Which, brings me to: why I don’t think the new rules on datasets are going to make it any easier to get datasets out of public bodies.
The ICO has issued guidance on the new requirements. Reading through them, in theory, for most FOIs nothing has changed, small data tables put together to answer a question aren’t datasets covered by the new requirements so most FOI responses will go out much as they did before.
Apart from that, most responses concerning what are probably datasets under the requirement could be made compliant by not converting spreadsheets to a PDF (seriously, stop doing that), but instead by saving them to a CSV and then making them reuseable under the Open Government Licence.
However, I suspect the new dataset requirements are not going to lead to the bounty of data the Government is hoping it will.
The issue with requesting datasets now isn’t format (yes, PDFs are annoying when you get them but most are convertible), it’s getting the raw material out in the first place – the programmes that just don’t work like that, the information that isn’t held in that format.
It’s not going to solve the issue where the requester is incredulously pointing out that being able to export information in a simple, open format might be a basic and key requirement of any software purchase, while a council officer claims that, of course, the information can’t be exported out of the programme because why would anyone need to do that when everything is done in the programme and the FOI officer is stuck in the middle.

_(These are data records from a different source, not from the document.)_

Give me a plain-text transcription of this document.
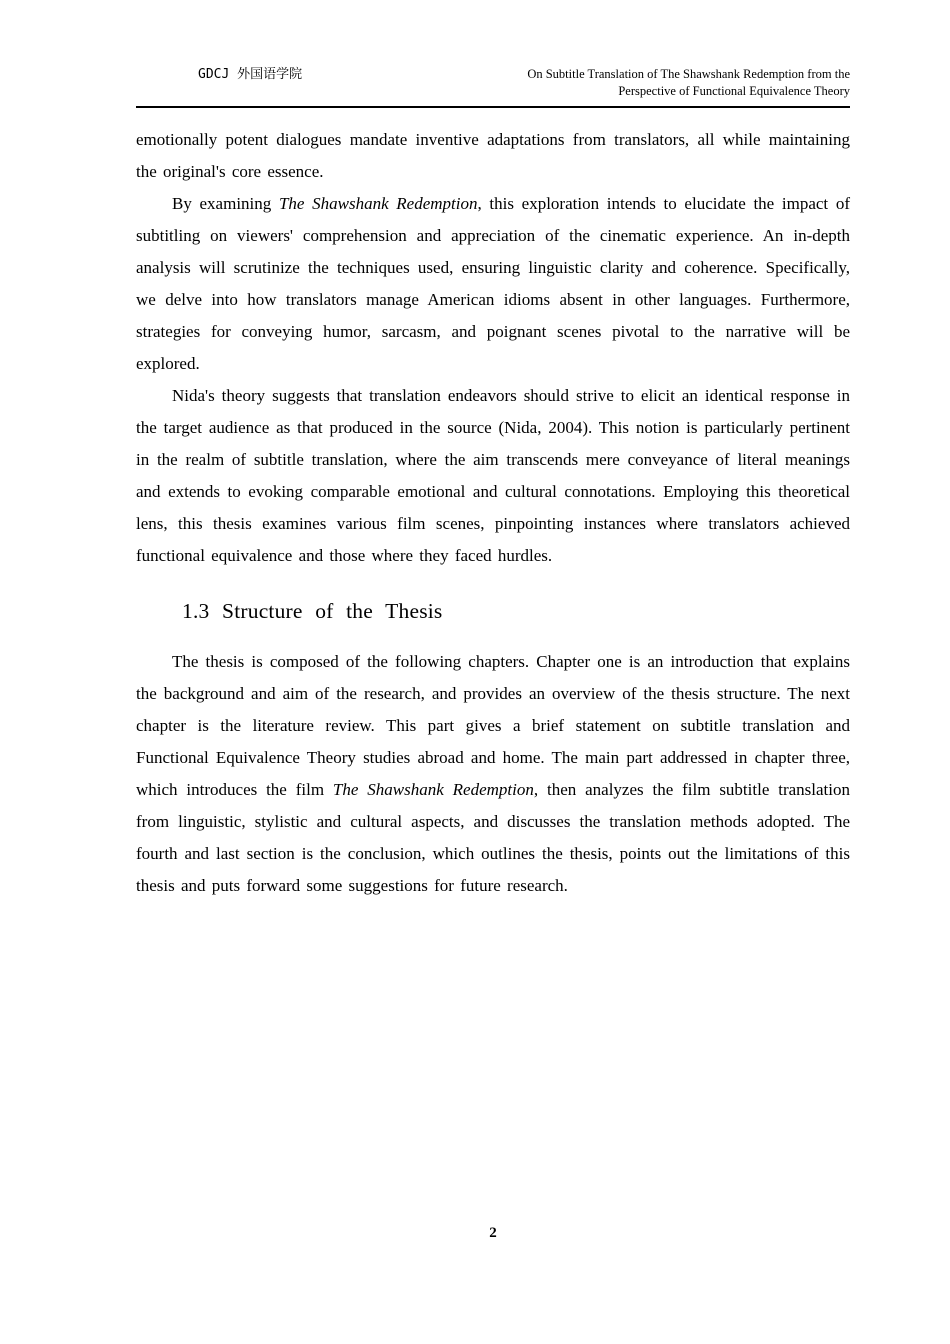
GDCJ 外国语学院	On Subtitle Translation of The Shawshank Redemption from the
Perspective of Functional Equivalence Theory

emotionally potent dialogues mandate inventive adaptations from translators, all while maintaining the original's core essence.

By examining The Shawshank Redemption, this exploration intends to elucidate the impact of subtitling on viewers' comprehension and appreciation of the cinematic experience. An in-depth analysis will scrutinize the techniques used, ensuring linguistic clarity and coherence. Specifically, we delve into how translators manage American idioms absent in other languages. Furthermore, strategies for conveying humor, sarcasm, and poignant scenes pivotal to the narrative will be explored.

Nida's theory suggests that translation endeavors should strive to elicit an identical response in the target audience as that produced in the source (Nida, 2004). This notion is particularly pertinent in the realm of subtitle translation, where the aim transcends mere conveyance of literal meanings and extends to evoking comparable emotional and cultural connotations. Employing this theoretical lens, this thesis examines various film scenes, pinpointing instances where translators achieved functional equivalence and those where they faced hurdles.

1.3 Structure of the Thesis

The thesis is composed of the following chapters. Chapter one is an introduction that explains the background and aim of the research, and provides an overview of the thesis structure. The next chapter is the literature review. This part gives a brief statement on subtitle translation and Functional Equivalence Theory studies abroad and home. The main part addressed in chapter three, which introduces the film The Shawshank Redemption, then analyzes the film subtitle translation from linguistic, stylistic and cultural aspects, and discusses the translation methods adopted. The fourth and last section is the conclusion, which outlines the thesis, points out the limitations of this thesis and puts forward some suggestions for future research.

2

The new requirements may mean more attention starts to be paid to finding out how to export datasets, and may give FOI officers more power to get people to start asking questions of suppliers about export options but I suspect the caveat that data should be released in this form “so far as reasonably practicable” will win out and datasets will remain locked down.
On the subject of blogging about FOI and blogging weekly, I’m aiming to try (not committing myself there) to blog a bit more regularly (or at all). As I’ve finished my book, I have a little more time, so should probably put it to better use.
The plan is some more posts on FOI, data journalism (and I’m hoping the free time will allow for a bit more experimenting), and open data, at least semi-regularly. I have great hopes but then again, this blog is three-and-a-half years old and has less than 35 posts.